Monday, March 21, 2011

The Prophecy to Pega

This part is unnecessary, but I'm going to go ahead and start writing it until I decide not to use it.  Guthlac prophecies to Pega of  many things, including the coming of the Reformers:

The Sovereign God is all they know
Omnipotent above
So desperate, they, to make Him King
God-in-control of everything
(or "God is in control," they sing)
Conductor, pulling every string
That He forgets He's Love

Yes, Christ is King! He reigns in ways
We cannot comprehend
He makes a throne of maiden-womb
A cradle, cross and stone-sealed tomb
And, bringing light to Sheol's gloom,
He reigns and brings death's end.


  1. Hmm... unnecessary and perhaps deleterious. Currently I am thinking it would be better left separate, but that does not stop it from being potentially a lot of fun. Frankly, I really enjoy this jab at "sovereignty." Naturally, I believe that God is sovereign. How could a Christian not? But so often, it simply is a code word for "God is a dirty rotten bastard-jerk and he does things we would arrest, or at least shun, any human being for doing, but we're all going to apply this theological term to his dreadfulness and pretend he's not so horrid after all."

    P.S. My word verification text for this comment is "dominist." One who subscribes to a lordship-based theology?
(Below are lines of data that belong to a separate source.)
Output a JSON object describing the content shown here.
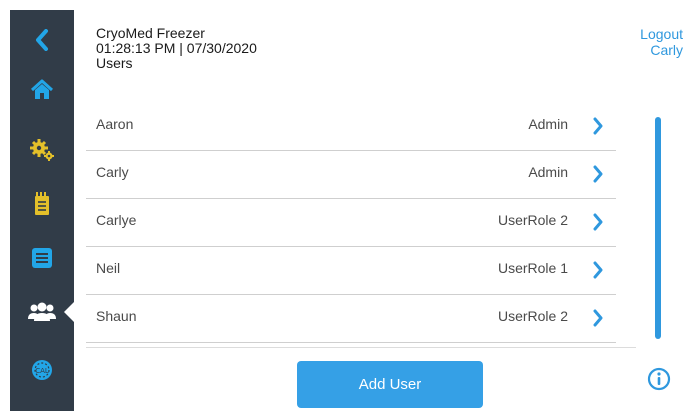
{
  "header": {
    "device_name": "CryoMed Freezer",
    "datetime": "01:28:13 PM | 07/30/2020",
    "page_title": "Users"
  },
  "account": {
    "logout_label": "Logout",
    "user": "Carly"
  },
  "users": [
    {
      "name": "Aaron",
      "role": "Admin"
    },
    {
      "name": "Carly",
      "role": "Admin"
    },
    {
      "name": "Carlye",
      "role": "UserRole 2"
    },
    {
      "name": "Neil",
      "role": "UserRole 1"
    },
    {
      "name": "Shaun",
      "role": "UserRole 2"
    }
  ],
  "actions": {
    "add_user_label": "Add User"
  },
  "sidebar": {
    "items": [
      {
        "icon": "back-chevron-icon"
      },
      {
        "icon": "home-icon"
      },
      {
        "icon": "gears-icon"
      },
      {
        "icon": "notepad-icon"
      },
      {
        "icon": "list-icon"
      },
      {
        "icon": "users-icon",
        "active": true
      },
      {
        "icon": "calibration-icon"
      }
    ]
  },
  "colors": {
    "sidebar_bg": "#313c48",
    "accent": "#2f98de",
    "icon_accent": "#22a6e8",
    "button": "#35a0e6"
  }
}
  2. I had assumed that the last line of the first stanza above was a typo, that "they" were the ones doing the forgetting. But since the verb agrees with a singular subject, I'm thinking it's not a typo after all. The god-which-they-imagine "forgets" its own essential nature? That is to say, forgets that which would be its essential nature, were it an actual God to have an essential nature, and if it bore any relation to God as revealed by and in Jesus Christ. [And here we get dangerously close to my Calvinist-god-as-idol rant.]

  3. Sounds like a soap box rant to me.